Joaquin Dick fit une légère pause, puis étendant la main sur le cadavre de la jeune femme :

— Je jure sur toi, mon Antonia, ajouta-t-il d’une voix solennelle, de consacrer les jours qui me restent, hélas ! encore à vivre, à racheter mon passé, à me rendre digne de l’honneur d’avoir été ton père ! À partir de ce moment-ci, je cesse d’appartenir aux passions… j’appartiens aux malheureux ! Je suis l’humble serviteur de la souffrance !… l’esclave dévoué de l’infortune !… Le voyageur égaré ou mourant de faim, le malade qui lutte contre la mort, me trouveront toujours prêt à leur venir en aide !… Je veux, après avoir épouvanté le désert par mes violences, y donner le spectacle de mon repentir !

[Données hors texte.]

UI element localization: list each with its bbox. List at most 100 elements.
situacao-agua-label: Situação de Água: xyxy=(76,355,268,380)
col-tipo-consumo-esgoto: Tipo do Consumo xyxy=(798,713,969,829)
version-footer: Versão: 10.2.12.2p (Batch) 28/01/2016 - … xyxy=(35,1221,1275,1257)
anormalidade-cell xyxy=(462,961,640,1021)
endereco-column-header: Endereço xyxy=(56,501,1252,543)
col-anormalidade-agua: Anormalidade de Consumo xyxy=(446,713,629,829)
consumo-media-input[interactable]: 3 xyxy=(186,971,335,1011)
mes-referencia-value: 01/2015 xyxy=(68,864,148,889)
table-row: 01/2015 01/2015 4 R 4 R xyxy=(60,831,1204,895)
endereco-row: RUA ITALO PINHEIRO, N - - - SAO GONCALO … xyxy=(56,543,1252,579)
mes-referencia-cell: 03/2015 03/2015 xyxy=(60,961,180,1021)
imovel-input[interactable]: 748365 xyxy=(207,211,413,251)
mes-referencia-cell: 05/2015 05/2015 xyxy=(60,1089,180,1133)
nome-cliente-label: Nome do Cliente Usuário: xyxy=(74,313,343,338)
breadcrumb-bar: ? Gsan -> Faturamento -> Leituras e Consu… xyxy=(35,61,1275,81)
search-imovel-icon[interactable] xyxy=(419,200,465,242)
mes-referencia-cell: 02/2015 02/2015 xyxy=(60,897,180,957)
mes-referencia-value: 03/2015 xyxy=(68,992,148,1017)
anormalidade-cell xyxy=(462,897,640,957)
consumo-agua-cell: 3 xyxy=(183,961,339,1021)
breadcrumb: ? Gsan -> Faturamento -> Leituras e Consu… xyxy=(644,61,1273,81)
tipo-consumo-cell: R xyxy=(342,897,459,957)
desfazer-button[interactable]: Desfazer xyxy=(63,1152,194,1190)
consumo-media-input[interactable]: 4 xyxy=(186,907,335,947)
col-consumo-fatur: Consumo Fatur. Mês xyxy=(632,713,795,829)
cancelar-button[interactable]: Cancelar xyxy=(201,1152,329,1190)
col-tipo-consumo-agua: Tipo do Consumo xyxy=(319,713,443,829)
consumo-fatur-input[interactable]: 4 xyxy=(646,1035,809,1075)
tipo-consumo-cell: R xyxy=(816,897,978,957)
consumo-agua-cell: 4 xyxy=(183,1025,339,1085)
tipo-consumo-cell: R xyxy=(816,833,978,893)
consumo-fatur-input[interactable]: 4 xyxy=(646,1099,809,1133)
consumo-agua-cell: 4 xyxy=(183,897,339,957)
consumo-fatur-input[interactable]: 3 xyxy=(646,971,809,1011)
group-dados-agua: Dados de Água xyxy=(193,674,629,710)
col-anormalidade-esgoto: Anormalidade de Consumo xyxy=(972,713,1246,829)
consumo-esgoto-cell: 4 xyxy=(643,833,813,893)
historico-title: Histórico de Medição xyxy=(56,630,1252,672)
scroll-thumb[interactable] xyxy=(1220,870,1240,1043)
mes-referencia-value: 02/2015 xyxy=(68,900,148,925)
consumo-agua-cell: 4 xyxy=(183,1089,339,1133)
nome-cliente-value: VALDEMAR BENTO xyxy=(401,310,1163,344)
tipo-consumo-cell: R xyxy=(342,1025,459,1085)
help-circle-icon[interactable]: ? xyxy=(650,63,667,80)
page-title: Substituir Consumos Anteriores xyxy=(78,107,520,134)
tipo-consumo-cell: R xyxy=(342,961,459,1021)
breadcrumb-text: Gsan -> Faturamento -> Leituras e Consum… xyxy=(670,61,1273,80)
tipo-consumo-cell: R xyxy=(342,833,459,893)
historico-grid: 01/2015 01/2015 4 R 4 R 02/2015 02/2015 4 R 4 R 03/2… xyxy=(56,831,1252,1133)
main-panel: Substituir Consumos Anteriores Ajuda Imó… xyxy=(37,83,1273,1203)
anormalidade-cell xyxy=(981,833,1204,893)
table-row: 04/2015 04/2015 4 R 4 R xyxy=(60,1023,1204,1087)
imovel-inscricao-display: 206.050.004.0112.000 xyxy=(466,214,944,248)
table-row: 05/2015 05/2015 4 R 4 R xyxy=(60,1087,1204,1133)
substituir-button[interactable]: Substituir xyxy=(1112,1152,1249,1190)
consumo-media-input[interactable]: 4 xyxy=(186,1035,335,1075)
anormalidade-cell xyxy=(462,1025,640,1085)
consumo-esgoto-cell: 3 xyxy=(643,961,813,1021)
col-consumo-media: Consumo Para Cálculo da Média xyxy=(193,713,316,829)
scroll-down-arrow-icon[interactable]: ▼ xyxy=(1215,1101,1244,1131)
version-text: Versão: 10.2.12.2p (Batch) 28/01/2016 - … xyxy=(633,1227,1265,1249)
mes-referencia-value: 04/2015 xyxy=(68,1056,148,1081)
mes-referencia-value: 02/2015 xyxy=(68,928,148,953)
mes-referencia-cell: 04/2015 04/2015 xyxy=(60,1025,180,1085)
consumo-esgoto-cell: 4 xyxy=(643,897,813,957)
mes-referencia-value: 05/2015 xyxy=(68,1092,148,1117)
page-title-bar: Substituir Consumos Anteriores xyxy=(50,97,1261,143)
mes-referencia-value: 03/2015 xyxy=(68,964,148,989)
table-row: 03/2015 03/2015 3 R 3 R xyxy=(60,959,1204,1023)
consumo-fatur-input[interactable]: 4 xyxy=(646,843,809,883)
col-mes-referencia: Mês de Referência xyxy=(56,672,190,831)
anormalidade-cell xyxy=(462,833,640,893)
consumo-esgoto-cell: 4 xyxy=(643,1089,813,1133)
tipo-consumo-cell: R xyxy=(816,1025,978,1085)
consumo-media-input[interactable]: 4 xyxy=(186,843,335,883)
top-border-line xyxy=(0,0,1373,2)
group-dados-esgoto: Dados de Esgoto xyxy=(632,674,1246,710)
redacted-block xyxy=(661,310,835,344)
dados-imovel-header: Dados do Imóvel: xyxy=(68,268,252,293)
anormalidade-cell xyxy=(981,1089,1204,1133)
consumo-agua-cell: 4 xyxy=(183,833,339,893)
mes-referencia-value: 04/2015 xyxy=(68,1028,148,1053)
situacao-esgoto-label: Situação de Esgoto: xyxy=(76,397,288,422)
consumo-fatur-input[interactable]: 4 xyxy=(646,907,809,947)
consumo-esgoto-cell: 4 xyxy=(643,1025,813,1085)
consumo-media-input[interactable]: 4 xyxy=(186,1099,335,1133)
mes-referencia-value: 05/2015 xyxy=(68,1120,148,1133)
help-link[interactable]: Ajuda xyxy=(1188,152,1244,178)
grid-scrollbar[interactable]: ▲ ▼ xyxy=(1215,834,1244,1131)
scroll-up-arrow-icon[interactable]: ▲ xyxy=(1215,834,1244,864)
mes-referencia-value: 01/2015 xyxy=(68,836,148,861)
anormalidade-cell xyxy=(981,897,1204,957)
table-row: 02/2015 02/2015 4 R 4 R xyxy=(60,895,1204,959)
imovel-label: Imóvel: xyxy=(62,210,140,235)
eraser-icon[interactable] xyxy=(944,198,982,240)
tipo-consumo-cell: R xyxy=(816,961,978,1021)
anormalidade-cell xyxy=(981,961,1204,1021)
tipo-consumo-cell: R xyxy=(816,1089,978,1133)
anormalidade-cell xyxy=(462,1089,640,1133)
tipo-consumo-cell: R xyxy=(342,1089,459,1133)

Pendant le premier mois qui suivit la mort d’Antonia, Joaquin Dick et M. d’Ambron n’échangèrent plus entre eux une seule parole. Chaque matin et chaque soir ils se rencontraient dans le berceau fleuri où la jeune femme s’était assise lors de sa dernière promenade, et où s’élevait alors son modeste tombeau.

Quant à Panocha, c’est une justice à lui rendre, il était réellement fort affligé ; il avait ôté la belle passementerie rouge qui ornait son dolman de deuil, et l’avait remplacée par un simple liséré violet.

Un soir, M. d’Ambron remarqua que Joaquin arrangeait sa valise de voyage.

— Vous allez partir, señor ? lui demanda-t-il.

— Oui, je compte me mettre demain eh route.

Le lendemain, au point du jour, le Batteur d’Estrade vint frapper à la porte de la chambre de son gendre.

— Luis, lui dit-il, Antonia vous a légué une lourde tâche à remplir ; vous devez avoir besoin d’argent…

— Oui, répondit le jeune homme avec une simplicité égale à celle qu’avait mise Joaquin à lui adresser cette question.

Le Batteur d’Estrade lui remit un petit papier plié en quatre que M. d’Ambron plaça dans sa poche sans même le regarder. Ce papier était une traite d’un million.

Les deux hommes descendirent ensemble dans la cour, montèrent à cheval, et s’éloignèrent en retournant plusieurs fois la tête vers le rancho. Après avoir franchi la distance d’une lieue, le Batteur d’Estrade s’arrêta :

— Où allez-vous, Luis ? demanda-t-il.

M. d’Ambron leva les yeux vers le ciel.

— Je vais chercher l’oubli dans la gloire, répondit-il lentement. Et vous, Joaquin ?

— Moi, le repos dans le repentir.

Les deux hommes s’embrassèrent, puis chacun d’eux s’éloigna dans une direction opposée.

M. d’Ambron avait lancé son cheval vers Guaymas, Gabilan galopait vers le désert.